Inspired by the development of semantic technologies in recent years, in statistical analysis field the traditional methodology of designing, publishing and consuming statistical datasets is evolving to so-called “Linked Statistical Data” by associating semantics with dimensions, attributes and observation values based on Linked Data design principles.
The representation of datasets is no longer a combination of magic words and numbers. Everything is becoming meaningful when URIs replace their positions as dereferencable resources, which further establishes the relations between resources implicitly and automatically. Different datasets are no longer isolated and all datasets share a globally, uniquely and uniformly defined structure.
With “RDF Data Cube Vocabulary” (http://www.w3.org/TR/vocab-data-cube/) there is already a W3C Recommendation available for linked statistical data . At this point, it is time to start building data-oriented applications and services with the traditional statistical computing languages such as R, while benefiting from the omnipotent semantic power of the SPARQL query language.
Most of the statistical analysis functions are set operations performed on subsets of a dataset (i.e., a slice, a facet, etc.). Calculation is dull machine work but how to group and create a subset is actually the innovation point to produce analytics. Thanks to SPARQL, now this subset can be created from a semantic perspective instead of mathematics and statistics.
Compared to the traditional filtering way using SQL queries, SPARQL queries eliminate the boundaries of data among datasets and among databases.
An example query can be “list the bestsellers of a supermarket for category science fiction movie in year 2014”. Someone may point out that it is also feasible with SQL if the database schema consists of all relevant fields. Well, it is absolutely correct. But what if there are more conditions such as “during weekends, directed by an American director, casted by European actors”? Is it necessary for a supermarket to maintain such data sets? Assume that there is a supermarket of which the boss is a movie fans and he would like to maintain such data and SQL is working perfectly so far. Can we reuse this query, and accordingly the Web application for another supermarket? Here we have good reasons why we use SPARQL. Any accessible resource can be used to construct the query results.
SPARQL is the new King of all Data Scientist’s tools because …
SPARQL is close to how human beings actually think about the world.
With SPARQL you can query knowledge graphs.
SPARQL is based on knowledge models that can combine mindsets of subject-matter experts, data engineers and information architects.
SPARQL is to the Semantic Web and the Web in general what SQL is to relational databases.
SPARQL is a W3C recommendation and is supported by many different database vendors, so it doesn’t cause lock-in effects as we’ve become used to with various types of SQL engines (which are not standardized at all).
With SPARQL you benefit from the potential to make a collection of data sources look and query like one big database.
SPARQL provides pattern based search functionality. With such search capabilities you can find out unknown linkages or non-obvious patterns that give you new insights into your data.
Not only is SPARQL a standardized query language, also the access via web interfaces is standardized (this is called a SPARQL endpoint).
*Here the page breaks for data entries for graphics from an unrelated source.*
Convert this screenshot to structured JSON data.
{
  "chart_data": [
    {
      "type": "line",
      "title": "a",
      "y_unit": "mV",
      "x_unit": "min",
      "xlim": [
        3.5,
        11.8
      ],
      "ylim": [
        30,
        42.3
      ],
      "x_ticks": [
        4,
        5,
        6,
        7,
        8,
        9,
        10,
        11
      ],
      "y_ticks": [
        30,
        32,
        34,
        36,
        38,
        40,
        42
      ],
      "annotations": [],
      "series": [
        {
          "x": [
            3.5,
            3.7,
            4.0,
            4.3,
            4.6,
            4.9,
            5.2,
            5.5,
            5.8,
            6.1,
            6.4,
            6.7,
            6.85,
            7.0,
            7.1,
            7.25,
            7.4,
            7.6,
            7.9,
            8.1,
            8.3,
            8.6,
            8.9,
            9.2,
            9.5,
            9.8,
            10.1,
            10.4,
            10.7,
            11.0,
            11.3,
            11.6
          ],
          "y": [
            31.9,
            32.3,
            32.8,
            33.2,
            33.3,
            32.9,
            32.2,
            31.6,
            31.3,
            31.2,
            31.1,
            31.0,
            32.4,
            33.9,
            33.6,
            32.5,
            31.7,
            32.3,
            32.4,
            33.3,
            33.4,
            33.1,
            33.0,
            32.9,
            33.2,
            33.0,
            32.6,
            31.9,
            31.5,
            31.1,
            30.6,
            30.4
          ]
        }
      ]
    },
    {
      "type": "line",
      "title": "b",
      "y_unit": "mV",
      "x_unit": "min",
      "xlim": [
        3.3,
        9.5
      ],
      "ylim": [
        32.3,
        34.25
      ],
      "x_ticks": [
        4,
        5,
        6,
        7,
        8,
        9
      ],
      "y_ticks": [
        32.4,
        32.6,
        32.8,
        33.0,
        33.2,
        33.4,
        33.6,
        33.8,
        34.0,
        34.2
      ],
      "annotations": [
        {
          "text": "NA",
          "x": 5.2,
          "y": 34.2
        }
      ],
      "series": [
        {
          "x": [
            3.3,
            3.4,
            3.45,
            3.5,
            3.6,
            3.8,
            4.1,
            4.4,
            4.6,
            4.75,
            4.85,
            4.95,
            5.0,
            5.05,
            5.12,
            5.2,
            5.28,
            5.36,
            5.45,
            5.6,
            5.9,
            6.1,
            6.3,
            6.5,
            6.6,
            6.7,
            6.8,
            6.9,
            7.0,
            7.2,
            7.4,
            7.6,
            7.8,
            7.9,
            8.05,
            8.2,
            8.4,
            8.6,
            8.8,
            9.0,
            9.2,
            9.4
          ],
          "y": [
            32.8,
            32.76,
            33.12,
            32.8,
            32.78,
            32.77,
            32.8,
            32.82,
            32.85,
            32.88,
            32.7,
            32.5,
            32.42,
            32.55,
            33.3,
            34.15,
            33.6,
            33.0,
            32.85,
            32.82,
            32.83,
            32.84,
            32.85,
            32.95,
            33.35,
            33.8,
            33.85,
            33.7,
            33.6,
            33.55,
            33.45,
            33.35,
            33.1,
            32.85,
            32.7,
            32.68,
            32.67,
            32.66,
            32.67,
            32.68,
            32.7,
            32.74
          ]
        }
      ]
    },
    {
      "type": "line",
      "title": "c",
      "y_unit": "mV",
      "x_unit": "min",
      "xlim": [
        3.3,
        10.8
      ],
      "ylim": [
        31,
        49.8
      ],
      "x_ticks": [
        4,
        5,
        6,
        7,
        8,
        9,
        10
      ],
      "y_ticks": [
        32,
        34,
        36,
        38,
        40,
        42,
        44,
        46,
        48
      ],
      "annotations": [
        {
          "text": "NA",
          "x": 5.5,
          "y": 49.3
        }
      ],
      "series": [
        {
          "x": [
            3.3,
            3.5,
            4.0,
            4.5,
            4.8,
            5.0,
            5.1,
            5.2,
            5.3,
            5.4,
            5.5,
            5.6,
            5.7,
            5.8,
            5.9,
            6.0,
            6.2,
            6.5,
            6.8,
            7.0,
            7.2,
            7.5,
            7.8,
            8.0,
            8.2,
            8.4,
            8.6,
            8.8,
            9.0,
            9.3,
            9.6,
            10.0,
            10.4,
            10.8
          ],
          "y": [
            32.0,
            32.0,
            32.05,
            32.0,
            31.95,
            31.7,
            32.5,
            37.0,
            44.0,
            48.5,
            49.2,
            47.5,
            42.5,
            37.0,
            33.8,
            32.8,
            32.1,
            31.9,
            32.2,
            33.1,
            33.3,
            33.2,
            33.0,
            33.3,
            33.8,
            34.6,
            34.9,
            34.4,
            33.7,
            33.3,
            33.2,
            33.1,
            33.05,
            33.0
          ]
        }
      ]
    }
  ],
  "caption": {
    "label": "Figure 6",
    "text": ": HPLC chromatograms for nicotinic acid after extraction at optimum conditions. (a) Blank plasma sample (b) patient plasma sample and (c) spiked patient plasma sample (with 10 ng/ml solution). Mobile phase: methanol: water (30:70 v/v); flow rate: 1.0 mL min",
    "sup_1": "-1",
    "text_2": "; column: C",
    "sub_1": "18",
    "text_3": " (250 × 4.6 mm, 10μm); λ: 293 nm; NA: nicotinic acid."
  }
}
This makes the integration of different data sources a lot easier.
SPARQL is also a standardized update and graph traversal language.
SPARQL is a standardized protocol producing standardized results, thus making it a complete API alleviating developers from the necessity to reinvent an API with every single application.
With SPARQL you can query over structured and unstructured information as a whole.
SPARQL allows you to explore data. In contrast to traditional ways to query databases where knowledge about the database schema/content is necessary SPARQL allows you to ask “tell me what is there”.
SPARQL property paths offer completely new ways to explore a data set, e.g. by detecting ‘hidden links’ between business objects.
With SPARQL you can define inference rules to gain new information from existing facts.